Aprovechando un descuido, el mayordomo activó la alarma de seguridad, lo cual asustó a los maleantes, quienes se dieron a la fuga y obligaron nuevamente a Li Chau a colocarse al volante. El mayordomo corrió hasta la comisaría de Monterrico, a dos cuadras de la residencia, para alertar a la policía de lo ocurrido. Se inició una persecución que concluyó fatalmente en el asentamiento Santa Teresita de Chorrillos.


Entre la confusión y la negligencia

Para Gabriel Prado Ramos, especialista en temas de seguridad del Instituto de Defensa Legal (IDL), la muerte del empresario Guillermo Li Chau se produjo en medio de una situación confusa, no fue premeditada y es consecuencia de una operación policial.
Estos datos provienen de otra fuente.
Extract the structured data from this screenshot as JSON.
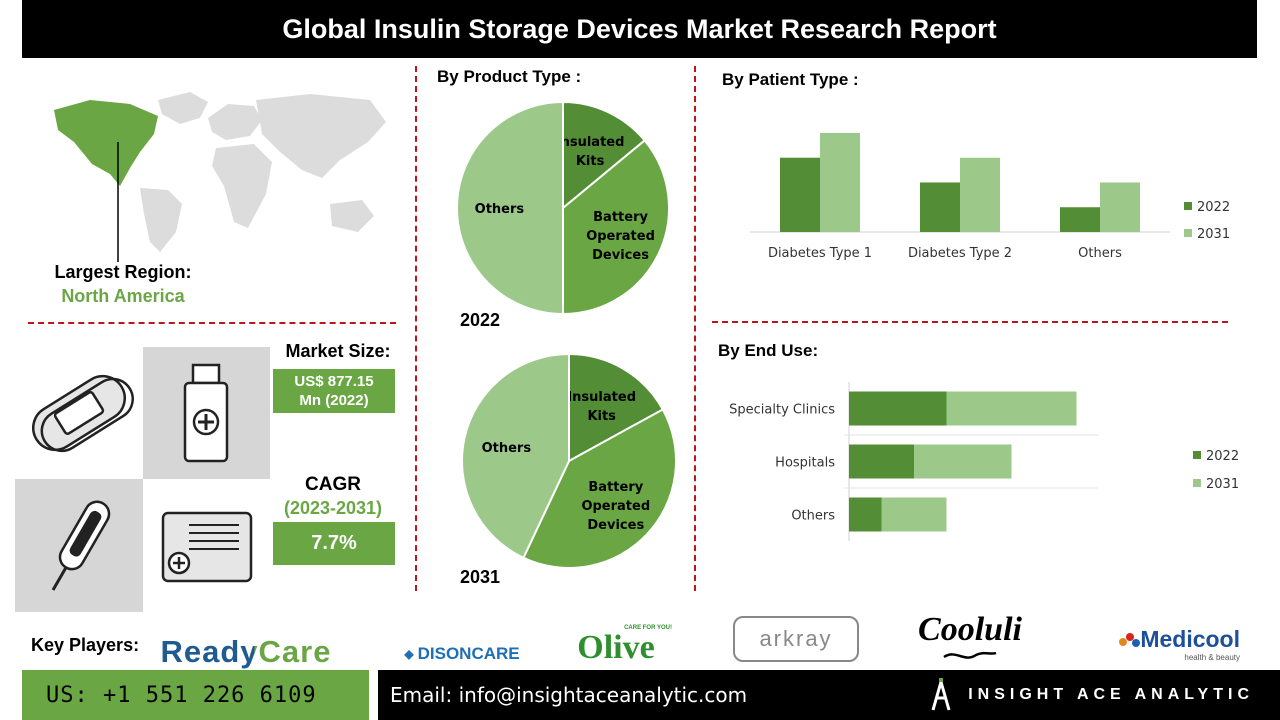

"No hay que echarle la culpa a la policía, aunque hay que esperar el informe balístico para esclarecer los hechos. Es un hecho lamentable, producto de una operación policial con consecuencias funestas. Los policías estaban en persecución, no se sabía a quién se tenía delante. Pudo haber confusión", indicó.
Por su parte, el general (r) Remigio Hernani Meloni, ex jefe de la Dirincri, señaló que primero debe probarse si fueron los policías los que hirieron mortalmente a Li Chau. De comprobarse esto, estaríamos ante un posible caso de negligencia, precisó.

"Los delincuentes disparan y no les interesa a quién le cae las balas. Mientras que la policía tiene que prevenir y no disparar por disparar, porque puede matar a un inocente. Sin embargo, aquí no hay intención ni dolo. Se trata simplemente de negligencia que se comete cuando la policía tiene la intención de salvaguardar a la ciudadanía... Entonces dispara y muere una persona inocente. Eso sería homicidio por negligencia. Pero esto no estará probado hasta que Criminalística concluya con las pericias", señaló el oficial en retiro.